Semi-related anecdote: I lost my Reddit account to a cryptocurrency spammer due to a weak password and had to create another, so I lost my preferred username. Annoying but not a huge deal. (Reddit did freeze the old account but wouldn't give it back.)


No. You just cant password reset if you lose access to email. You can still log in.


The email is ultimately the second factor that lets you make important changes to the account in many cases. For example, changing your password. It's more important than the password in nearly every security critical account I have.


This is not always the case. Reddit sometimes locks the account until you verify it or reset the password by email. Happened with my email pointed at a .tk domain and I had to call freenom a bunch to get the domain back.

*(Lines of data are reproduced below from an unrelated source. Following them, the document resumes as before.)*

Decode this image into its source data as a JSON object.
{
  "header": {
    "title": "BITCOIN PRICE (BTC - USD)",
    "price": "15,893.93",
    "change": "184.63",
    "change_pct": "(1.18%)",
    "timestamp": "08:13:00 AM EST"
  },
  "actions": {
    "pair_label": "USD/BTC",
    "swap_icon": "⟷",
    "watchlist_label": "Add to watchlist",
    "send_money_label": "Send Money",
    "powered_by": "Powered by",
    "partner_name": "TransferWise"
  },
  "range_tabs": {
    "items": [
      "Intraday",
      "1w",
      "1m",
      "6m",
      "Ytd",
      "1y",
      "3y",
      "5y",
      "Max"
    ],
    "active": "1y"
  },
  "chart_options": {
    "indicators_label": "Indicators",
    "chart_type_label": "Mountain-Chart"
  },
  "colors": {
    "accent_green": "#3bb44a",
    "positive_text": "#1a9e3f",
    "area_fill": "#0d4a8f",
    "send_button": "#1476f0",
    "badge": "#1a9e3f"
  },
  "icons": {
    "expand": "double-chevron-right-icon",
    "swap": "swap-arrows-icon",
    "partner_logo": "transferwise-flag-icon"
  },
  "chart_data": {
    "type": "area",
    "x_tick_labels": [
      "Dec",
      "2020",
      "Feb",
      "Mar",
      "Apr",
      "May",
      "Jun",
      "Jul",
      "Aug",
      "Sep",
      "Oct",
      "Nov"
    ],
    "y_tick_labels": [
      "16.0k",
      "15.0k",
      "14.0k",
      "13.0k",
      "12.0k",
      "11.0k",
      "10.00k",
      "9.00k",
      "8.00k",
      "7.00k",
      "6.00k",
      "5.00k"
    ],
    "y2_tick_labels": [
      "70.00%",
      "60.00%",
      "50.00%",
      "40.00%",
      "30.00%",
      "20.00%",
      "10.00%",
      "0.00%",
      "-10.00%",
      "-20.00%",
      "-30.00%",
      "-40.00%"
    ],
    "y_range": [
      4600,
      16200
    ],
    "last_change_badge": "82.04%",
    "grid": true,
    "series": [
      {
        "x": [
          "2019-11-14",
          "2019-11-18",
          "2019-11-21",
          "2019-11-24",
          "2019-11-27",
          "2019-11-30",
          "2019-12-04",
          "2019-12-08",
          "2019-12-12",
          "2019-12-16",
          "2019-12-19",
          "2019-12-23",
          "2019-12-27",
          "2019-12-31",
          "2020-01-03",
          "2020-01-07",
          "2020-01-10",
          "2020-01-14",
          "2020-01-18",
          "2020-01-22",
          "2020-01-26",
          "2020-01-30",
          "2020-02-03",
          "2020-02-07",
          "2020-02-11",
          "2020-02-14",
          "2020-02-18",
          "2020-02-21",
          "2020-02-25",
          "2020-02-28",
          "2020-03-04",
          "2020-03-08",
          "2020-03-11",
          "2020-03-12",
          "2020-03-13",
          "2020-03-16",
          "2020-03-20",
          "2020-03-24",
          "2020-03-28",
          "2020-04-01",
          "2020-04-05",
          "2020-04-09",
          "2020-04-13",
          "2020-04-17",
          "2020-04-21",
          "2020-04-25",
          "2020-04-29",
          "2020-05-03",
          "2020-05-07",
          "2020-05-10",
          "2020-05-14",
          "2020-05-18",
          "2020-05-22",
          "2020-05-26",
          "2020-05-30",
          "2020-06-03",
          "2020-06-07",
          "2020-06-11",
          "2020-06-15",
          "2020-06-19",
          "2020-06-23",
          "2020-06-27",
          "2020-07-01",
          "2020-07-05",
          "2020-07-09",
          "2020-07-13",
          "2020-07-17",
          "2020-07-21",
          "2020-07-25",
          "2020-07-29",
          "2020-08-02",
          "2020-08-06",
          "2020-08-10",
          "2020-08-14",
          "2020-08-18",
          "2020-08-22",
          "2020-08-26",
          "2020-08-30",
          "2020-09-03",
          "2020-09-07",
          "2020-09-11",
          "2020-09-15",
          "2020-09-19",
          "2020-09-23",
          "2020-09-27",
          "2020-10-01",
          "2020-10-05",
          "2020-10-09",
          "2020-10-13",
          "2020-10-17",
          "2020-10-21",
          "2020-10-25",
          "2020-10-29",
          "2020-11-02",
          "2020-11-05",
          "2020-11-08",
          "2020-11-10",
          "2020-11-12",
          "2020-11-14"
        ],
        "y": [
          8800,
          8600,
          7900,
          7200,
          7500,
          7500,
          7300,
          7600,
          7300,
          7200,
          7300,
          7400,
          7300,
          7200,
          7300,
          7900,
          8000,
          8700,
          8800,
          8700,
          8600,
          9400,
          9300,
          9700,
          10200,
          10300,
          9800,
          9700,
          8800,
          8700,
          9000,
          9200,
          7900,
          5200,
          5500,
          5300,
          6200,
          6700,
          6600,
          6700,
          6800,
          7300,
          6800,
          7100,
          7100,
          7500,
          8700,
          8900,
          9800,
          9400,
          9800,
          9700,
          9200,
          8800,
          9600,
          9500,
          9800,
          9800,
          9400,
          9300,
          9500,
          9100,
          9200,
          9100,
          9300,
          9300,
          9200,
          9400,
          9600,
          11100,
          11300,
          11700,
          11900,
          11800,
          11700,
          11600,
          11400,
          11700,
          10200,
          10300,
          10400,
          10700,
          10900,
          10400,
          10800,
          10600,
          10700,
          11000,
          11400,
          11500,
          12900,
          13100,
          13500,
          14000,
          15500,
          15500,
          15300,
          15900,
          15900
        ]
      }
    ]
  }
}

>Reddit sometimes locks the account until you verify it or reset the password by email.

I still remember when you could create Reddit accounts without an email...



Since the last few years Reddit has basically just become Facebook 2.0 and it's not even worth using at all. They probably got acquired by private equity or something.


That’s why you shouldn’t be using a Gmail address, and instead have your own domain for email.


I personally have my personal email as Google account email, so even when I lose my access to google I am still in control of my domain (and email).


And still couldn't sign-in-with-google. On an email linked that way, so no password recovery. Would likely be a new account - with bonus "that address is already in use" problem.


I agree, there may be an additional step necessary if the page doesn't handle this case already, but this way you can still prove (more easily) ownership to the support.